According to H. W. Brands in his The First American: The Life and Times of Benjamin Franklin (Anchor, 2000), Benjamin Franklin proposed that every session of the 1787 Constitutional Convention begin with a prayer, and the convention rejected his proposal.

Another Franklin proposal received equally short shrift. A month into the convention the body had made frustratingly little progress. Franklin noted that the delegates had searched history for guidance and looked to the govenments of other countries. "How has it happened, sir, that we have not hitherto once thought of humbly applying to the Father of Lights to illuminate our understandings?" At the onset of the troubles with Britain, the Continental Congress, meeting in this very room, had daily requested divine help in finding its way. "Our prayers were heard, sir, and they were graciously answered. All of us who were engaged in the struggle must have observed the frequent instances of a superintending Providence in our favour." Without Heaven's help the delgates would not be where they were, attempting what they were attempting. "Have we now forgotten that powerful Friend? Or do we imagine we no longer need its assistance?" Franklin remarked that he had lived a long time. "And the longer I live the more convincing proofs I see of this truth, that God governs in the affairs of men [emphasis in Brands]. And if a sparrow cannot fall to the ground without his notice, is it probable that an empire can rise without his aid?" The sacred texts declared that "except the Lord build the house, they labour in vain that build it." Franklin said, "I firmly believe this." Without heavenly aid, the delgates would build no better projects than the builders of Babel, divided by petty, partial interests. "Our projects will be confounded, and we ourselves shall become a reproach and a bye-word down to future ages." Humanity might well despair of establishing governments by reason, and leave it to war and conquest. Accordingly, Franklin moved to start each session with a prayer and to secure the services of one or more of the clergy of Philadelphia for the purpose.


His argument failed. After Hugh Williamson of North Carolina pointed out that the convention lacked funds to pay a chaplain, Edmund Randolph offered an amendment to Franklin's motion. Randolph suggested hiring a preacher to give a sermon on Independence Day, less than a week off, and thereafter to open the sessions with a prayer.

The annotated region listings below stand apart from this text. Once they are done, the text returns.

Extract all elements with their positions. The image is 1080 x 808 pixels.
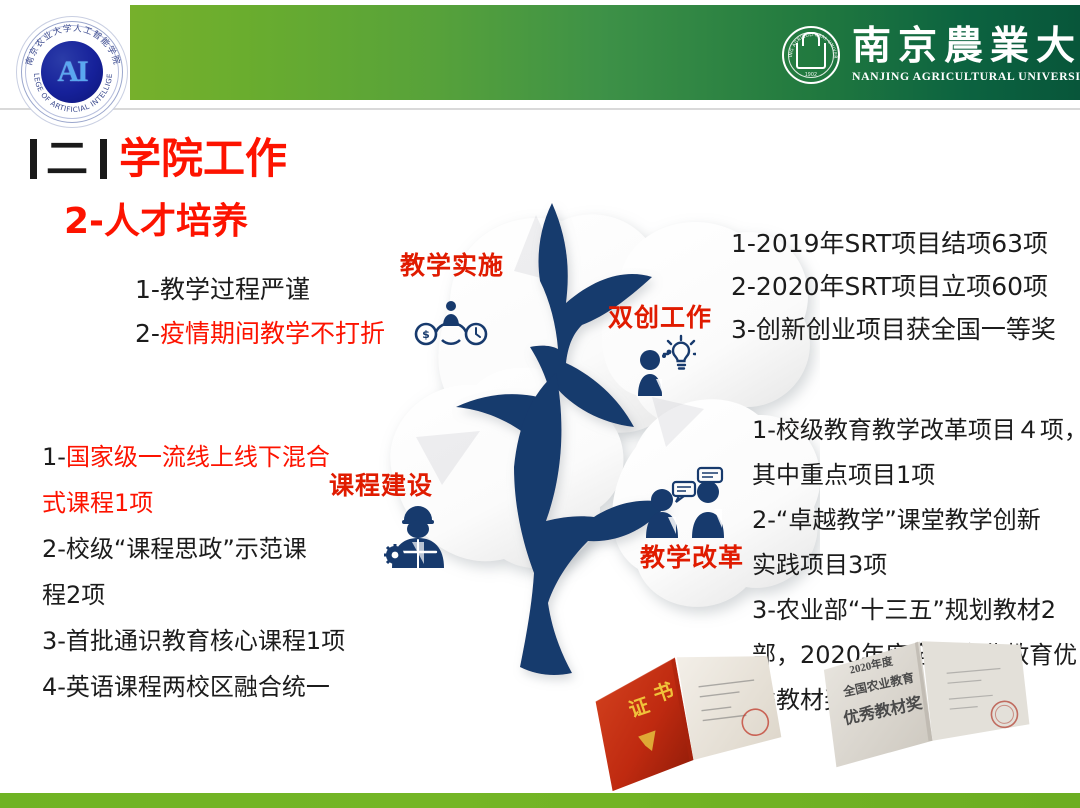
list-item: 3-首批通识教育核心课程1项 (42, 618, 372, 664)
textbook-award-certificate-photo: 2020年度 全国农业教育 优秀教材奖 (820, 628, 1035, 773)
slide-root: 南京农业大学人工智能学院 COLLEGE OF ARTIFICIAL INTEL… (0, 0, 1080, 808)
list-item: 程2项 (42, 572, 372, 618)
nau-seal-year: 1902 (805, 72, 817, 78)
list-item: 3-农业部“十三五”规划教材2 (752, 588, 1072, 633)
seal-center-disc: AI (41, 41, 103, 103)
section-number: 二 (46, 138, 88, 180)
list-item: 2-2020年SRT项目立项60项 (731, 265, 1056, 308)
list-item: 2-疫情期间教学不打折 (135, 312, 385, 356)
page-subtitle: 2-人才培养 (64, 204, 248, 240)
red-certificate-photo: 证 书 (588, 637, 793, 794)
worker-gear-icon (382, 502, 454, 568)
list-item-text: 教学过程严谨 (160, 275, 310, 304)
node-label-teaching-reform: 教学改革 (640, 545, 744, 570)
person-money-clock-icon: $ (413, 296, 489, 350)
title-bar-right (100, 139, 107, 179)
person-lightbulb-icon (632, 334, 696, 396)
list-item: 其中重点项目1项 (752, 453, 1072, 498)
node-label-teaching-implementation: 教学实施 (400, 253, 504, 278)
two-people-speech-bubbles-icon (640, 466, 732, 538)
footer-green-band (0, 793, 1080, 808)
nau-wordmark: 南京農業大學 NANJING AGRICULTURAL UNIVERSITY (852, 27, 1080, 83)
nanjing-agricultural-university-logo: NANJING AGRICULTURAL UNIVERSITY 1902 南京農… (782, 20, 1080, 90)
list-item: 实践项目3项 (752, 543, 1072, 588)
nau-name-cn: 南京農業大學 (852, 27, 1080, 66)
list-item-prefix: 1- (135, 275, 160, 304)
section-title: 二 学院工作 (30, 138, 287, 180)
list-item: 1-校级教育教学改革项目４项， (752, 408, 1072, 453)
title-bar-left (30, 139, 37, 179)
list-item: 3-创新创业项目获全国一等奖 (731, 308, 1056, 351)
text-block-top-left: 1-教学过程严谨 2-疫情期间教学不打折 (135, 268, 385, 356)
list-item: 2-“卓越教学”课堂教学创新 (752, 498, 1072, 543)
list-item: 2-校级“课程思政”示范课 (42, 526, 372, 572)
list-item-text: 疫情期间教学不打折 (160, 319, 385, 348)
list-item: 1-国家级一流线上线下混合 (42, 434, 372, 480)
list-item-text: 国家级一流线上线下混合 (66, 443, 330, 471)
header-divider-rule (0, 108, 1080, 110)
nau-gate-glyph (796, 43, 826, 69)
list-item-prefix: 2- (135, 319, 160, 348)
text-block-top-right: 1-2019年SRT项目结项63项 2-2020年SRT项目立项60项 3-创新… (731, 222, 1056, 351)
list-item: 式课程1项 (42, 480, 372, 526)
section-title-text: 学院工作 (119, 138, 287, 180)
node-label-innovation-work: 双创工作 (608, 305, 712, 330)
nau-seal-icon: NANJING AGRICULTURAL UNIVERSITY 1902 (782, 26, 840, 84)
list-item: 4-英语课程两校区融合统一 (42, 664, 372, 710)
list-item: 1-教学过程严谨 (135, 268, 385, 312)
college-of-artificial-intelligence-seal: 南京农业大学人工智能学院 COLLEGE OF ARTIFICIAL INTEL… (16, 16, 128, 128)
text-block-bottom-left: 1-国家级一流线上线下混合 式课程1项 2-校级“课程思政”示范课 程2项 3-… (42, 434, 372, 710)
list-item: 1-2019年SRT项目结项63项 (731, 222, 1056, 265)
nau-name-en: NANJING AGRICULTURAL UNIVERSITY (852, 71, 1080, 83)
svg-text:$: $ (422, 328, 430, 341)
ai-monogram: AI (57, 55, 86, 89)
list-item-prefix: 1- (42, 443, 66, 471)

Franklin accepted the amendment, but the delgates put off discussion by recessing for the day, and the proposition died. Franklin remarked with some wonder, at the bottom of the written copy of his speech, "The convention, except three or four persons, thought prayers unnecessary!" [Brands, pg. 678]

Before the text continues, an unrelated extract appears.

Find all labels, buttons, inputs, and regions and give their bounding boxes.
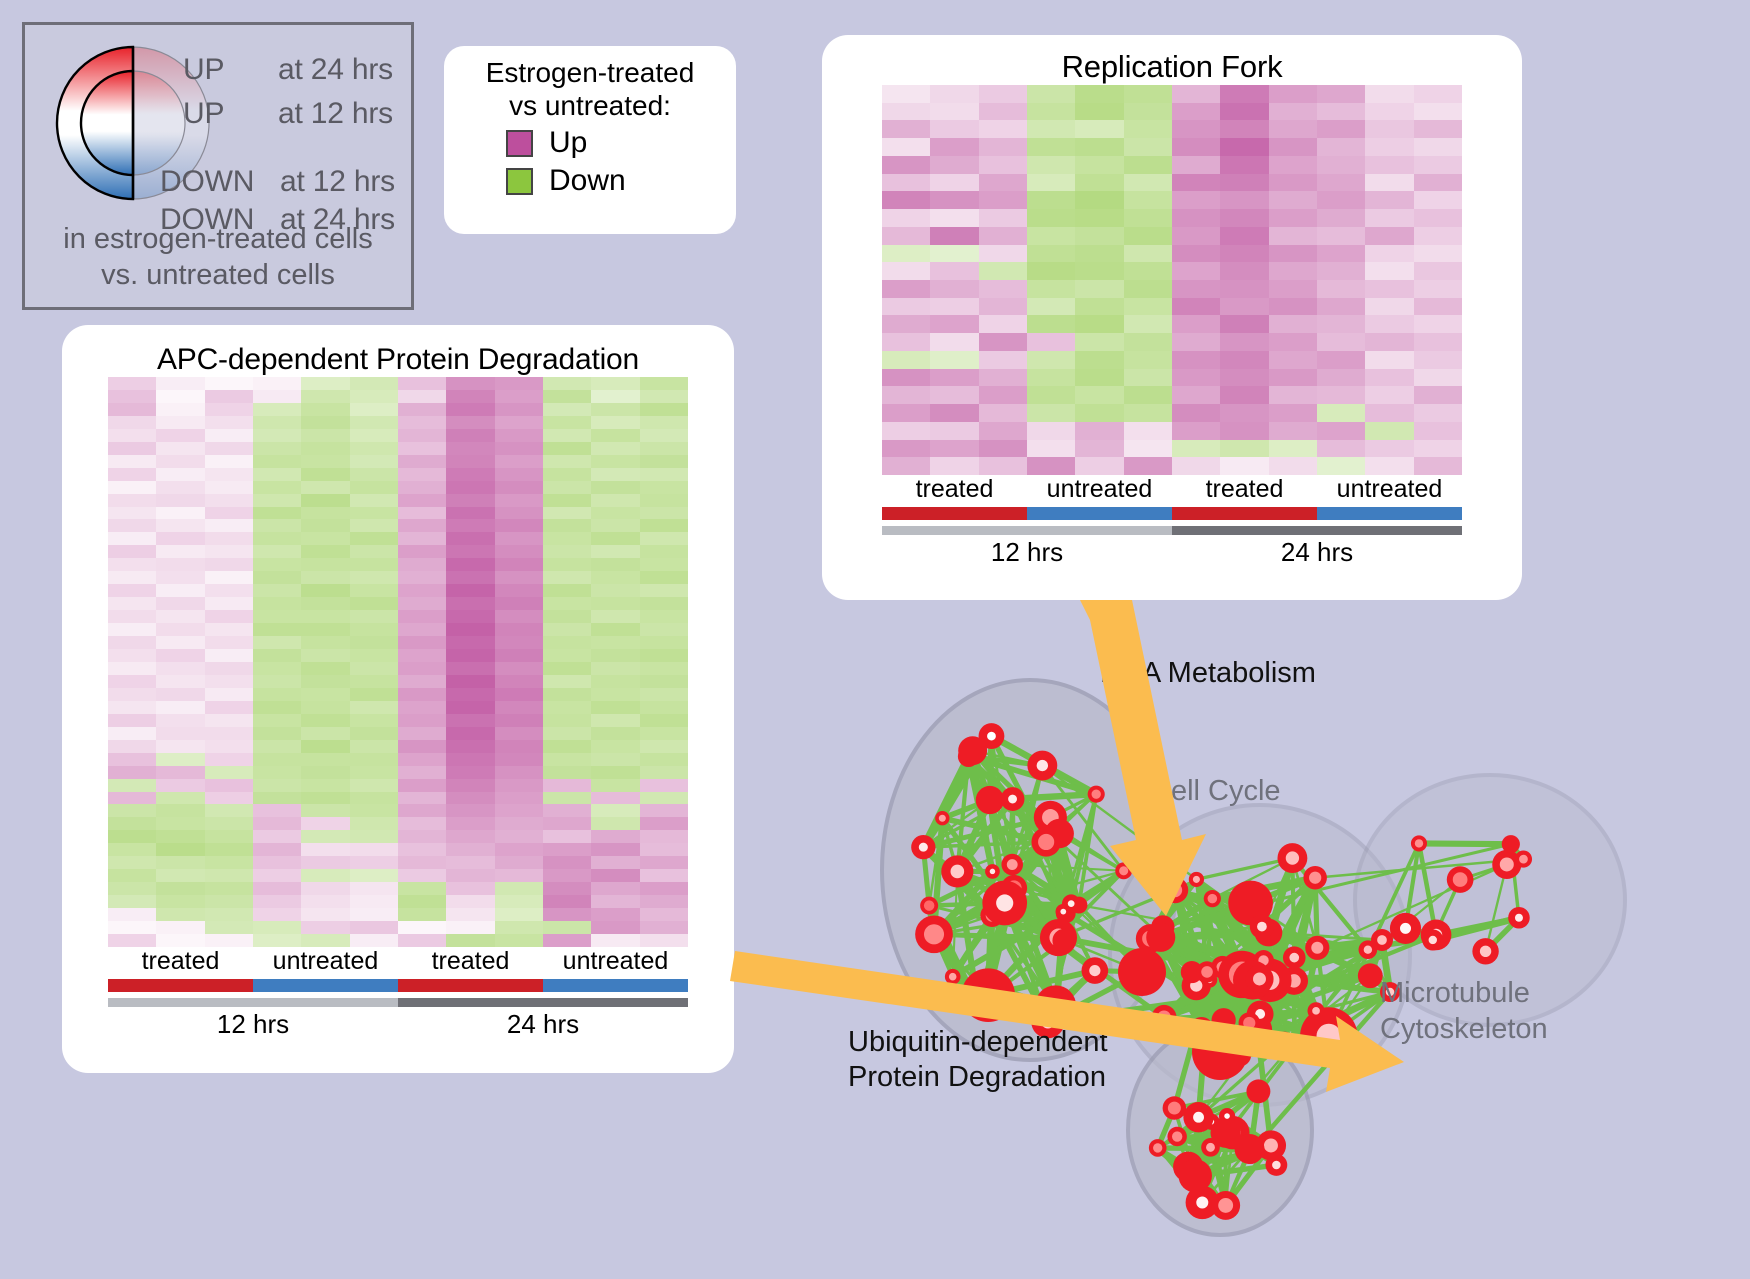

Perhaps President Bush is referring to the Continental Congress's meetings as Franklin did above, not to the Constitutional Convention. Even then, the historical fact, which no amount of wishing and hoping can change, is that the record is mixed at best regarding prayer by The Founders. And at the time of the drafting of the document by which we conduct our political lives, the Constitution, the choice was not to pray each and every day.

And Reasons to Love the USA

Here, from Lileks's Fourth of July Bleat.

Fifty Ways to Love the USA

Here, courtesy of Mike Silverman.

What Anarchists Don't Get

"That to secure these rights, Governments are instituted among Men, deriving their just powers from the consent of the governed." It's not just nice words: it's a practical matter of getting from what almost any free individual would come to as a reasonable set of rights for free individuals to a situation in which those individuals are actually free to practice those rights. Legitimate government is one of the great creations of the human social animal.